Partijen zijn op [datum] 2018 met elkaar getrouwd, zodat het Haags Huwelijksvermogensverdrag 1978 (HHV) van toepassing is op het huwelijksvermogensregime van partijen. Partijen hebben voor of tijdens het huwelijk geen rechtskeuze uitgebracht.
4.9.
Partijen zijn in Nederland getrouwd. Daarvoor woonden partijen al in Nederland en daar zijn zij na hun huwelijk ook blijven wonen. Op grond van de hoofdregel van artikel 4 HHV wordt het huwelijksvermogensregime beheerst door het recht van het land waar partijen hun eerste gemeenschappelijke huwelijksdomicilie hadden. Dat betekent dat Nederlands recht van toepassing is. Het feit dat partijen ten tijde van de huwelijkssluiting de Belgische nationaliteit gemeenschappelijk hadden (en die hebben zij nog steeds), doet hier niet aan af. België is namelijk geen nationaliteitsland (zoals bedoeld in artikel 4 lid 2 HHV) en daarom is Belgisch recht in dit geval niet bepalend. De rechtbank zal daarom op het verzoek tot verdeling van de huwelijksgemeenschap Nederlands recht toepassen.
Inhoudelijke beoordeling
4.10.
Beide partijen verzoeken de rechtbank de verdeling van de huwelijksgoederengemeenschap vast te stellen op de door hen voorgestelde wijze.
Beperkte gemeenschap van goederen
4.11.
Partijen hebben geen huwelijkse voorwaarden laten opstellen en zij zijn op [datum] 2018 getrouwd, dus na de inwerkingtreding van de Wet beperking wettelijke gemeenschap van goederen. Dat betekent dat alleen hetgeen partijen tijdens het huwelijk hebben opgebouwd, alsmede de goederen die voor het huwelijk aan hen gezamenlijk toebehoren, tot de (beperkte) huwelijksgemeenschap behoort. Het voorhuwelijks vermogen, plus schenkingen en erfenissen aan één van hen zijn en blijven privévermogen.

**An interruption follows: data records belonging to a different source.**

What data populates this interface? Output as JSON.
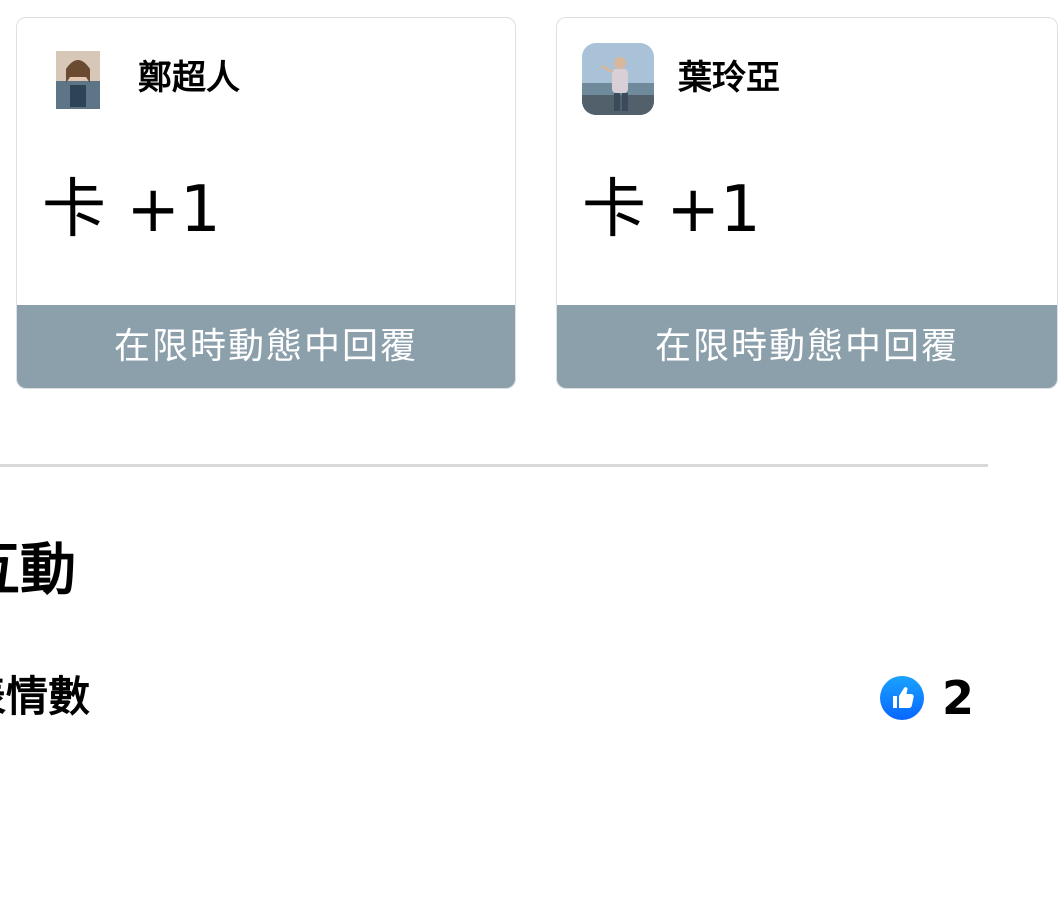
{
  "story_replies": [
    {
      "name": "鄭超人",
      "message": "卡 +1",
      "reply_label": "在限時動態中回覆",
      "avatar_icon": "user-avatar"
    },
    {
      "name": "葉玲亞",
      "message": "卡 +1",
      "reply_label": "在限時動態中回覆",
      "avatar_icon": "user-avatar"
    }
  ],
  "interactions": {
    "title": "互動",
    "metric_label": "表情數",
    "like_icon": "like-thumbs-up-icon",
    "like_count": "2",
    "accent_color": "#1877f2"
  }
}
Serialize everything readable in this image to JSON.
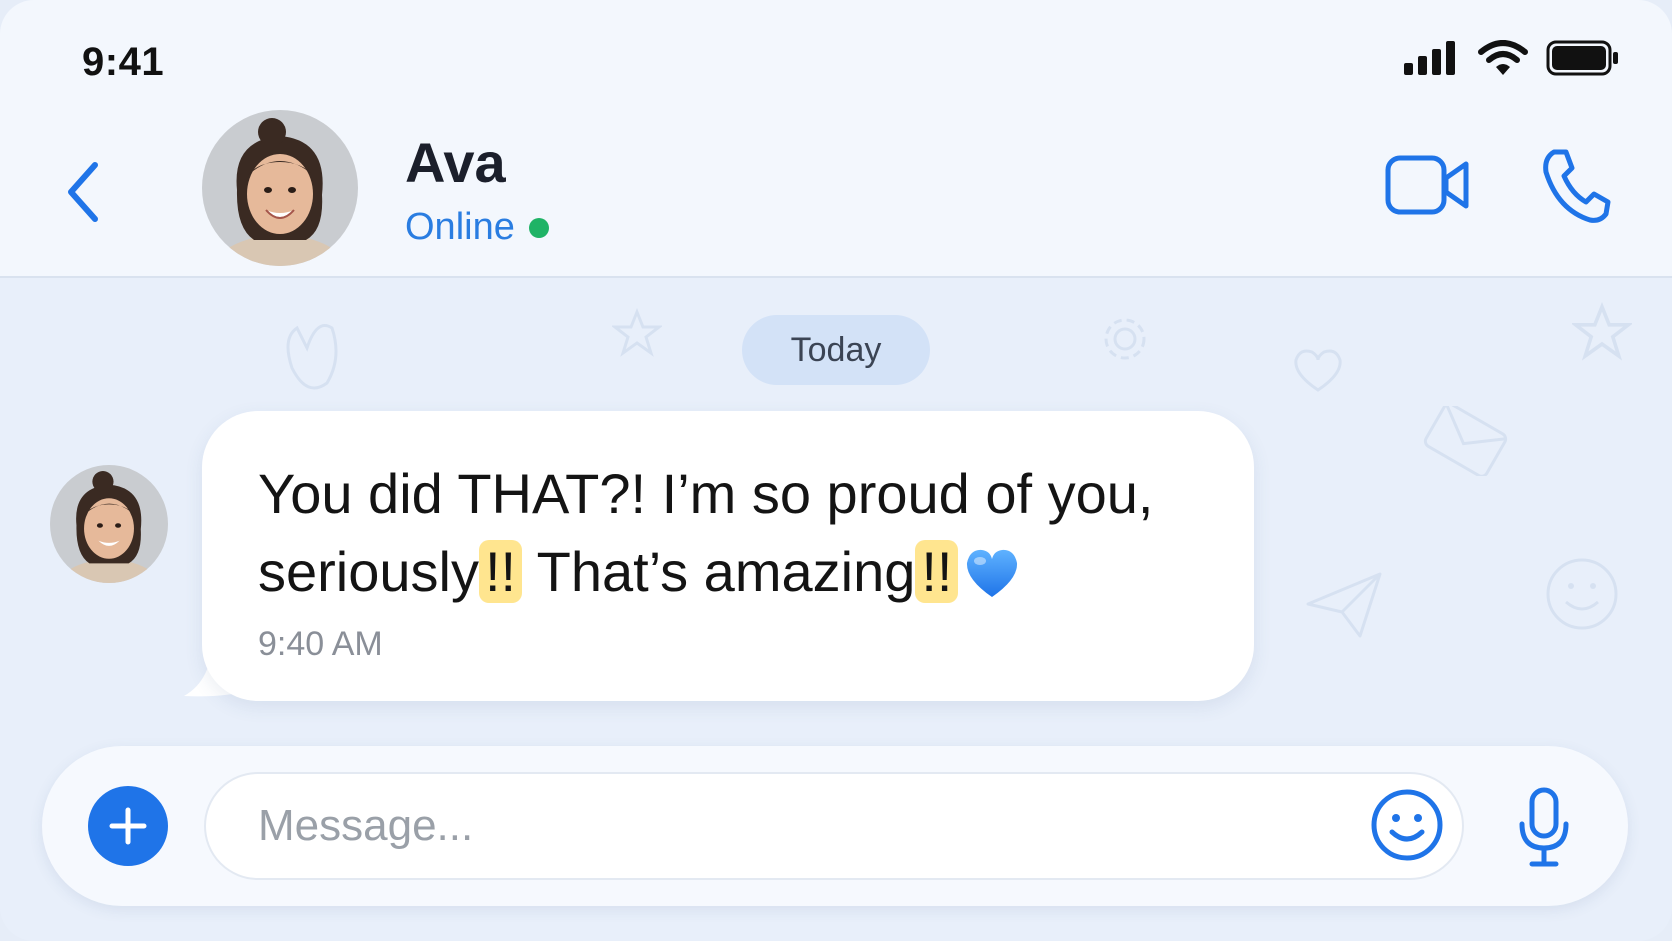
{
  "status_bar": {
    "time": "9:41",
    "icons": [
      "cellular-signal-icon",
      "wifi-icon",
      "battery-icon"
    ]
  },
  "header": {
    "back_icon": "chevron-left-icon",
    "contact_name": "Ava",
    "presence": "Online",
    "presence_color": "#1fb366",
    "actions": [
      "video-call-icon",
      "phone-icon"
    ]
  },
  "chat": {
    "date_divider": "Today",
    "messages": [
      {
        "sender": "Ava",
        "text_part1": "You did THAT?! I’m so proud of you, seriously",
        "highlight1": "!!",
        "text_part2": " That’s amazing",
        "highlight2": "!!",
        "emoji": "blue-heart",
        "time": "9:40 AM"
      }
    ]
  },
  "composer": {
    "placeholder": "Message...",
    "value": "",
    "buttons": [
      "plus-icon",
      "smiley-icon",
      "microphone-icon"
    ]
  },
  "colors": {
    "accent": "#1f74e8",
    "presence_text": "#2a7de1",
    "highlight": "#ffe58f"
  }
}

Wat de schulden betreft, behoren tot de gemeenschap die schulden waarvan partijen al samen schuldenaar waren vóór het huwelijk en alle schulden die zij ieder tijdens het huwelijk zijn aangegaan. Daarvan zijn uitgezonderd (onder meer) de schulden die betrekking hebben op goederen die niet tot de gemeenschap behoren
4.12.
Bij de verdeling van deze (beperkte) huwelijksgemeenschap geldt als uitgangspunt dat ieder van partijen recht heeft op de helft van de waarde van de goederen en ieder van hen de helft van de schulden zal moeten dragen.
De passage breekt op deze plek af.